Yes, sometimes there are specific meetings I must be on time for, and I don't ever want to be disrespectful or waste people's time. But outside of those situations, I realized I often create stress and rush for myself when I don't need to. When I think back to the majority of times when I was anxious to get somewhere at a specific time, it was really unnecessary; I was the only one putting time pressure on myself.
I had this realization two blocks from my house, on a beautiful morning. The American Sweetgum trees that lined the streets near my building were a luscious green. We were at the corner, and Minjay was pulling me backward as I tried to lead him forward across the street toward the house. "Minjay, pleeeease," I pleaded. "We have to get back home now.
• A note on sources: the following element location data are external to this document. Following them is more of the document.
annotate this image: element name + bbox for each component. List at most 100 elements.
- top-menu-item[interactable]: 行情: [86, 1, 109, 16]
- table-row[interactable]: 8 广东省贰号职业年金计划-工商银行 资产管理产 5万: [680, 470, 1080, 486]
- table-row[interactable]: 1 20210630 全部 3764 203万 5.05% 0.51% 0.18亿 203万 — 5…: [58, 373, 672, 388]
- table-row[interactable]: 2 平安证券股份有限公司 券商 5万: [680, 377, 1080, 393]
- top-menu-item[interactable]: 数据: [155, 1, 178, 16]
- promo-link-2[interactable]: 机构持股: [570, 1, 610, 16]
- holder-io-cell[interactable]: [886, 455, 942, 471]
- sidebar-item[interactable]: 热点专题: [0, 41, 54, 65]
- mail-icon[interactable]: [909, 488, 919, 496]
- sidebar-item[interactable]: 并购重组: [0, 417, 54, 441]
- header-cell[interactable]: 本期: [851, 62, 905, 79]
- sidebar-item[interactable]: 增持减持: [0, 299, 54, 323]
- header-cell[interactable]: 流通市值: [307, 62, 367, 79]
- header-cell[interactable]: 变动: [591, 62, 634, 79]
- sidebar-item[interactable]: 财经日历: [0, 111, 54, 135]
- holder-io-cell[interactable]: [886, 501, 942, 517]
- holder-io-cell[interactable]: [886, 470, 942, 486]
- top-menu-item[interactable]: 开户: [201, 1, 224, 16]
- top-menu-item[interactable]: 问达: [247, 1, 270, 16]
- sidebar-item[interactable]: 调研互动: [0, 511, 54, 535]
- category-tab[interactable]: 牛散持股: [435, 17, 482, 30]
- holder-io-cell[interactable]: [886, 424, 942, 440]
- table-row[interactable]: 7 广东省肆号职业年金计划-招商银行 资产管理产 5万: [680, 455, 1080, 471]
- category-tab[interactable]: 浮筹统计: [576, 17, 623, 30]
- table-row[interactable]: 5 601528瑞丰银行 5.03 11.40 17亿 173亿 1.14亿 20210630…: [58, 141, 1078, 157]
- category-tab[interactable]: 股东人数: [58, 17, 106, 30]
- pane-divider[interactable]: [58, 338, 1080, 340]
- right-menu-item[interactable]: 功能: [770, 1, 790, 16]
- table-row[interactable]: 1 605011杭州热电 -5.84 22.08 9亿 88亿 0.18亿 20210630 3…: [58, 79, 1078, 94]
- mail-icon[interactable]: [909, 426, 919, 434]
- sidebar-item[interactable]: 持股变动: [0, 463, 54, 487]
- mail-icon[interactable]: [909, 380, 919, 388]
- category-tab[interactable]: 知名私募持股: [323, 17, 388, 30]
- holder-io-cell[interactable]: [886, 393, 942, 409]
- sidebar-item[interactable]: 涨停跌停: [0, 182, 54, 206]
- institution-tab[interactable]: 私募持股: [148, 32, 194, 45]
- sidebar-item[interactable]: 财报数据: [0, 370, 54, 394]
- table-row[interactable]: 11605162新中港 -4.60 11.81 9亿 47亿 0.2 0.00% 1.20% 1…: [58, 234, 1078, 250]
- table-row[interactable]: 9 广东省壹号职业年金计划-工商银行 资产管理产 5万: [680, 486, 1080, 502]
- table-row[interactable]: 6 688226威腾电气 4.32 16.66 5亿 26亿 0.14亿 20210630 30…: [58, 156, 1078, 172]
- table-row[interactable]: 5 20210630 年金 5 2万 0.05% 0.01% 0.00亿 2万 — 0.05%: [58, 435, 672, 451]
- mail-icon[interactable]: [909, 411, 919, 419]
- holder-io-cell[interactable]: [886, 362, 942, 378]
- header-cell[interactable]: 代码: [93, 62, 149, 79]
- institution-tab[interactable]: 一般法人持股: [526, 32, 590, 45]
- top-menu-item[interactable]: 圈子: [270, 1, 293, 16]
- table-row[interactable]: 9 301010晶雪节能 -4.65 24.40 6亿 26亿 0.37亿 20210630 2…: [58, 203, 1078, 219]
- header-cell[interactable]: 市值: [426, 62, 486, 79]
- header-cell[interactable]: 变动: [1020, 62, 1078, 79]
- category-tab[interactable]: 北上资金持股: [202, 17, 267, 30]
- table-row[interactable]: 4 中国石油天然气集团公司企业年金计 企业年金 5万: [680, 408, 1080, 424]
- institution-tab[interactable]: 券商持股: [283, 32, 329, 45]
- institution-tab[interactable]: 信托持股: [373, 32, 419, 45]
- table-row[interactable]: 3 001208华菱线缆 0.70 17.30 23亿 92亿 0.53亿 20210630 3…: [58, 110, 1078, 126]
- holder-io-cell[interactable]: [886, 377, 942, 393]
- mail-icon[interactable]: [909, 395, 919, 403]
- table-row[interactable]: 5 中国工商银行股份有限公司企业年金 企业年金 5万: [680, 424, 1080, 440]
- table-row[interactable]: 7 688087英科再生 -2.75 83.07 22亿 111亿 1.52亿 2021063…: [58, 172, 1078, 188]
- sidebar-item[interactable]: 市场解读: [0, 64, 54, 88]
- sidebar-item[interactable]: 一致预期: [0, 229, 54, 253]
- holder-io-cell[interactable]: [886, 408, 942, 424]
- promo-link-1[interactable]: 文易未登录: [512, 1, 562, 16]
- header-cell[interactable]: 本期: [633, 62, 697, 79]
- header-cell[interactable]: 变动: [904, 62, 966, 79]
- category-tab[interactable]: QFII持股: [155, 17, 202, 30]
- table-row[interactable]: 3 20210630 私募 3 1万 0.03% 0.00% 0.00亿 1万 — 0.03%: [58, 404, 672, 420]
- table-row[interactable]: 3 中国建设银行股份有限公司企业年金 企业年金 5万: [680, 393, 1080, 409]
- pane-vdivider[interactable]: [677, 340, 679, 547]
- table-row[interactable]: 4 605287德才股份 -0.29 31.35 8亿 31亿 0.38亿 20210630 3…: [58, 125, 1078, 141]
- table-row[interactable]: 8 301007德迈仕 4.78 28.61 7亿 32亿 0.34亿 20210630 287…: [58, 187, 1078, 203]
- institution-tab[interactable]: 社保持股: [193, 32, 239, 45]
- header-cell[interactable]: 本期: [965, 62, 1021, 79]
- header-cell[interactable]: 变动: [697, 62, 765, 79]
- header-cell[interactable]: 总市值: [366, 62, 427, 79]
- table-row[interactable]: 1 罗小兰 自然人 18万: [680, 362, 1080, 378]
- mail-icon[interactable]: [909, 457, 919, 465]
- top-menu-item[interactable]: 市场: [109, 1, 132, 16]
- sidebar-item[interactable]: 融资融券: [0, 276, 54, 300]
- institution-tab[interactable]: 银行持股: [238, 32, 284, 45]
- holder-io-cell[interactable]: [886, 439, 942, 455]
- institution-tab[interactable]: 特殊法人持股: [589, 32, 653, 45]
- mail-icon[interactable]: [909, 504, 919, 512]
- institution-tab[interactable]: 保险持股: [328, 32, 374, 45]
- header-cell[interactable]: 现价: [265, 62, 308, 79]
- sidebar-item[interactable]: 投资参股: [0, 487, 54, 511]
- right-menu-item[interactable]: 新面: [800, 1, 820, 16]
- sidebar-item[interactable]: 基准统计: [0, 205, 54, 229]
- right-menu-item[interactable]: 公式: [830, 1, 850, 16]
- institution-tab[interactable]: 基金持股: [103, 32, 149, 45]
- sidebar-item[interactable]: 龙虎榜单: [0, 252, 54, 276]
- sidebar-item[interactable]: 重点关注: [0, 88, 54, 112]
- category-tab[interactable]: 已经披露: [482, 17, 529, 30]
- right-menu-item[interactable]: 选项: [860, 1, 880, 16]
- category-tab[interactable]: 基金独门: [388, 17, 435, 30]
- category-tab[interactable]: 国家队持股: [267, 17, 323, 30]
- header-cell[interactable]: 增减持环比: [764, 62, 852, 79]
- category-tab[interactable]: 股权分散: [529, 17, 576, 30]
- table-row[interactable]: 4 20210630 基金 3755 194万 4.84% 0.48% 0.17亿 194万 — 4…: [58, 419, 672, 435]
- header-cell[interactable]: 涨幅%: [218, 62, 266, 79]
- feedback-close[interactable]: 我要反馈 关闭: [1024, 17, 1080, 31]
I'll be late." He refused to move. After being frustrated for a couple of minutes, I realized: he was absolutely right.
I looked at my watch. We weren't talking about being an hour late. Did three minutes really matter? Would it really be so catastrophic if I didn't arrive to work at 9:30 sharp as I pushed myself to do? I didn't have any meetings first thing, nor any looming deadlines, so I relaxed my grip on his leash, and he walked backward to continue to smell a particularly interesting patch of grass. Then I followed his pace back to the house, which really only took us a few minutes longer than mine would have.
And I was much calmer than I normally was. I took time to appreciate a beautiful morning, and got to work only seven minutes behind schedule. Even better, I was refreshed, with a bit of perspective and without the unnecessary, self-constructed anxiety. And as a result, I powered my way through my to-do list and had the best morning in a long time.